6  août 1685, interdiction de la profession de médecin pour les protestants.


D’autant plus dur à avaler que Ambroise Paré et Jean Héroard (1551-1628) avaient été des protestants et médecins renommés!

6  août 1685. Interdiction de la profession de médecin pour les protestants.


Le Journal d’Héroard, premier médecin de Louis XIII.
Jean Héroard (1551-1628) est  né à Montpellier en 1551 au sein d’une famille ancrée dans le milieu médical et de sensibilité protestante.
Jean Héroard est plus que tout un homme de la Renaissance à la croisée de deux siècles, un humaniste contemporain d’Ambroise Paré.
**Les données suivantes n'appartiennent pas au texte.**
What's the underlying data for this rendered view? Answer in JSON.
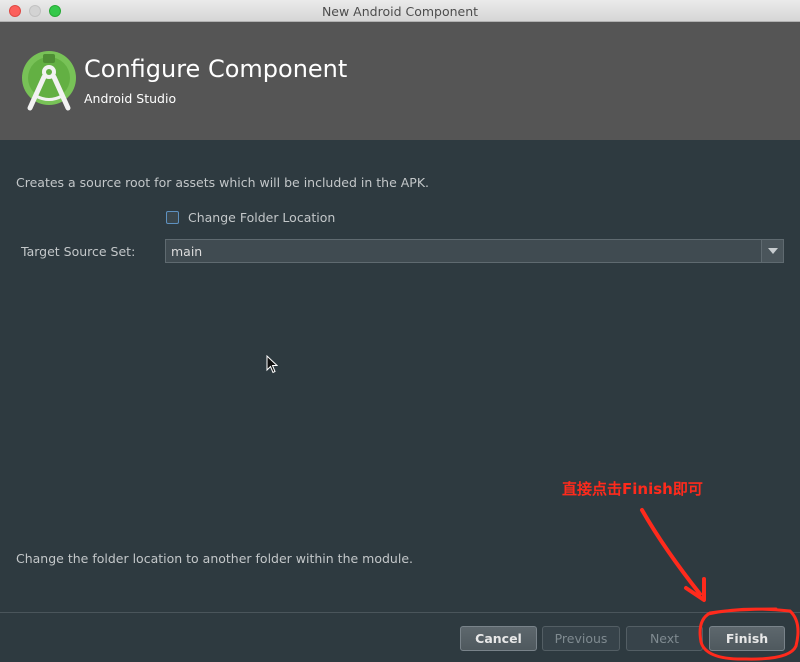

À vingt ans, il commence des études de médecine à Montpellier, dans la célèbre université de médecine d’où sont sortis les plus grands médecins du Royaume et bon nombre de médecins des Rois. Études écourtées semble-t-il par les massacres de la Saint-Barthélémy, puis rejoint Paris. Là, Ambroise Paré le présente à Charles IX, passionné de chasse et d’équitation, qui lui confie en 1574 la toute première Charge de Médecin en l’Art vétérinaire.
Notre vétérinaire, qui est aussi médecin, soigne donc et les chevaux, et les hommes, quand il entreprend, à la demande de Charles IX, la rédaction de son Hippostologie (dont la version manuscrite de 1579 est aujourd’hui conservée à la bibliothèque du château de Chantilly).
 Dans ce traité d’ostéologie du cheval écrit en français, quand tant de docteurs écrivent encore en latin, il utilise une toute nouvelle approche, l’observation directe, pour décrire avec rigueur et méthode un squelette entier de cheval. C’est la première description précise et complète et la première dénomination française des os du cheval. L’Hippostologie sera publié en 1599 et dédicacé à Henri III.
Jean Héroard poursuit son ascension à la Cour. Tour à tour médecin du roi par quartier à la cour de Henri III, puis auprès de Henri de Navarre, futur Henri IV, il a cinquante ans lorsque le 21 septembre 1601, celui-ci lui confie la charge de médecin ordinaire du Dauphin.
 Louis vient de naître, Jean Héroard ne le quittera plus. Fidèle à lui-même, jour après jour, il observe son jeune patient et note. Pendant 27 ans, de 1601 à 1628, 11000 pages manuscrites seront rédigées, dans un style concis, simple et clair. Ce Journal, Journal de l’hygiène du Prince dit Journal d’Héroard,  tenu minutieusement jusqu’à sa mort au siège de La Rochelle, reste l’œuvre majeure d’Héroard — un document descriptif de premier ordre qui intéresse historiens, pédiatres et linguistes. L’amitié du roi Louis XIII pour celui qui devint son premier médecin en 1610 ne se démentira jamais.